Second, the Democrats need to lay out under what conditions the U.S. should use force abroad to achieve its national goals. Surely Democrats believe that force is justified in self defense, and that military action was necessary in Afghanistan to decapitate Al Qaeda. But what else would justify force? Humanitarianism? Most Democrats stood behind President Clinton when he intervened in the Balkans to save perhaps hundreds of thousands of lives. Yet, today, many leading Democrats scoff at President Bush’s liberationist rhetoric on Iraq. (Republicans were no better, opposing humanitarianism in the Balkans but supporting it in Iraq.) What’s the difference? And if humanitarian concerns don’t meet the test, does anything else?
Third, the Democrats need to explain the conditions under which the nation should seek the approval of the United Nations before taking military action. The Bush administration sowed seeds of discord around the world by dismissing the Kyoto Protocol, the Antiballistic Missile Treaty, the International Criminal Court and other global agreements. But in a backlash against U.S. unilateral military, economic and political might, any administration could face the prospect of a French, Russian or Chinese Security Council veto of proposed military action against a hostile nation. Indeed, as the world’s preeminent power, the U.S. will face entrenched opposition -- even from allies -- simply as a matter of principle or national pride.
What should a president do in that situation, and how would Democrats work through the U.N. while preserving the notion of U.S. security interests? If, as many leading Democrats seem to believe, Hussein posed a threat but the current administration abandoned the Security Council too hastily, how should the nation have gone it alone?
If Bush’s focus on building “coalitions of the willing” outside the Security Council offends the internationalism of Democrats, what would a Democratic president do if, say, France voted against crucial U.S. security interests? Democrats need to consider whether multilateral organizations that date back to the aftermath of World War II still make sense in a vastly different world.
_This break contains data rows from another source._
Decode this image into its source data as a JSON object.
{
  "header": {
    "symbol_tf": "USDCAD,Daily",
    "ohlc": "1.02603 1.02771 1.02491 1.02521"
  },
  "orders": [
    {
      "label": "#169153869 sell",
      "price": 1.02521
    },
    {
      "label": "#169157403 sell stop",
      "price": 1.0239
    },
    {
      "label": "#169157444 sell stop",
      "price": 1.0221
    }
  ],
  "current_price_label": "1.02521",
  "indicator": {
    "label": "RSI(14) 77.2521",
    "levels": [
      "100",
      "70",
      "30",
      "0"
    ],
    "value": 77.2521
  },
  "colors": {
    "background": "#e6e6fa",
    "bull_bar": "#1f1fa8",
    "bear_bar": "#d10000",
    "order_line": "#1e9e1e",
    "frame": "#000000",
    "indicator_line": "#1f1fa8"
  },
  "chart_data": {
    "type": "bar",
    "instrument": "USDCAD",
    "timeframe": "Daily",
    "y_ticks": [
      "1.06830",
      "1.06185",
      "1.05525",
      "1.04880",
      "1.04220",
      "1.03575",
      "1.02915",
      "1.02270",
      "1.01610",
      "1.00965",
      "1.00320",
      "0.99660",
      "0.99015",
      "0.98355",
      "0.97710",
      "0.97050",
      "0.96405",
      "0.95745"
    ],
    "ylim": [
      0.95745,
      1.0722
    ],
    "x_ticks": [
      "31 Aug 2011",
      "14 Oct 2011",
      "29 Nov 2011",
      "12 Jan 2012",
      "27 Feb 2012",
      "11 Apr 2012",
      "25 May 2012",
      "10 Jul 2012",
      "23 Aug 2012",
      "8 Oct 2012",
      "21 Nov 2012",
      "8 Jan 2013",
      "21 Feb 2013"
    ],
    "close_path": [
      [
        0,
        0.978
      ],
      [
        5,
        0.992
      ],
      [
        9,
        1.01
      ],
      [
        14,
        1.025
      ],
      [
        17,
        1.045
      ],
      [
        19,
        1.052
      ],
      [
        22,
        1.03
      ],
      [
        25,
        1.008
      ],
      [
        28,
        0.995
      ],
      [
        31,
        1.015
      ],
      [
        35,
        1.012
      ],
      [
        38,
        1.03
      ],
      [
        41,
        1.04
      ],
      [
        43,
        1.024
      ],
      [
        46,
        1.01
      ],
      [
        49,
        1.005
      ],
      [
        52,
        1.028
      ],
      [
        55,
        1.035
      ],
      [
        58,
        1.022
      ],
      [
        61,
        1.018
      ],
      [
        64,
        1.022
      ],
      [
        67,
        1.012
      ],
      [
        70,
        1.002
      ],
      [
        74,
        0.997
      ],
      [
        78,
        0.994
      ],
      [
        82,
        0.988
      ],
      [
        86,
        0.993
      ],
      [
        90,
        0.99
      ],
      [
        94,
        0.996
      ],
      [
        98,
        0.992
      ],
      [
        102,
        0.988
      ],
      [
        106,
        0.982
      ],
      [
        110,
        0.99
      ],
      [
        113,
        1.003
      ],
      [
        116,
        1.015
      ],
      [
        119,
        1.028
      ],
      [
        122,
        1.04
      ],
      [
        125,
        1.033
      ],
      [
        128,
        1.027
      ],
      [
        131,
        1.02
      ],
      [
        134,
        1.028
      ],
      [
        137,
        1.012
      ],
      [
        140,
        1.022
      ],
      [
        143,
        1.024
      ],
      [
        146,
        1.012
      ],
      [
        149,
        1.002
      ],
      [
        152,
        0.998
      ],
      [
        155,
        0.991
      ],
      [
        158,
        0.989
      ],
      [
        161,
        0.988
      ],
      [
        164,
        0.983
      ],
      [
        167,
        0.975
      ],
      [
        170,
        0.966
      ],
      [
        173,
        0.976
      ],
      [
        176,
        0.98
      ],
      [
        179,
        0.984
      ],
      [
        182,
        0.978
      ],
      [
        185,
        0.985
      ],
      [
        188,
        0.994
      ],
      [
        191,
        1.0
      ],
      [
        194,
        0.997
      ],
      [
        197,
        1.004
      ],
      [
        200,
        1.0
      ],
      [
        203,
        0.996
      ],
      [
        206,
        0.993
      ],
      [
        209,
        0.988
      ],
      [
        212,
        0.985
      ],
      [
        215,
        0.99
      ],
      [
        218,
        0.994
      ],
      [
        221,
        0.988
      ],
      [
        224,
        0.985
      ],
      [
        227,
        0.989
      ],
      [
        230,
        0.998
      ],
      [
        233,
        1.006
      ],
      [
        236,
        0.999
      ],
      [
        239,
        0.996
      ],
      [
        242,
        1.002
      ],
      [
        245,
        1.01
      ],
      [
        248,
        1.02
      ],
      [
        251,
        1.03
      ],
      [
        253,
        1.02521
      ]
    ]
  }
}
Some 40 years ago, President Kennedy was chatting in the Oval Office with former Vice President Richard Nixon about world tensions after the Bay of Pigs fiasco in Cuba in 1961. “It really is true that foreign affairs is the only important issue for a president to handle, isn’t it?” the president said. “I mean, who [cares] if the minimum wage is $1.15 or $1.25, in comparison to something like this?”
Kennedy’s question has particular relevance today. To be sure, national security is not the only important issue of the day. The U.S. faces vital questions on a host of domestic matters: How much debt will we leave to our children through exponentially growing budget deficits? What is our obligation to provide more health-care coverage to the elderly and the uninsured? How can we best overcome the racial and wealth divisions that continue to plague our politics and our people? What is becoming of the American social contract where the well-off contribute more to government needs so that the poor and weak can have reasons for hope and lives of dignity?
Still, in a post-9/11 world, Democrats will never have an adequate chance to debate those issues -- on which they can campaign and win -- if they can’t overcome public skepticism about how they would handle the nation’s defense. It’s not the economy, stupid, any longer -- and asking whether voters are better off today than they were four years ago will mean are they safer and more secure, not richer and better employed. Whether Democrats like it or not, the road to the White House in 2004 runs through national security.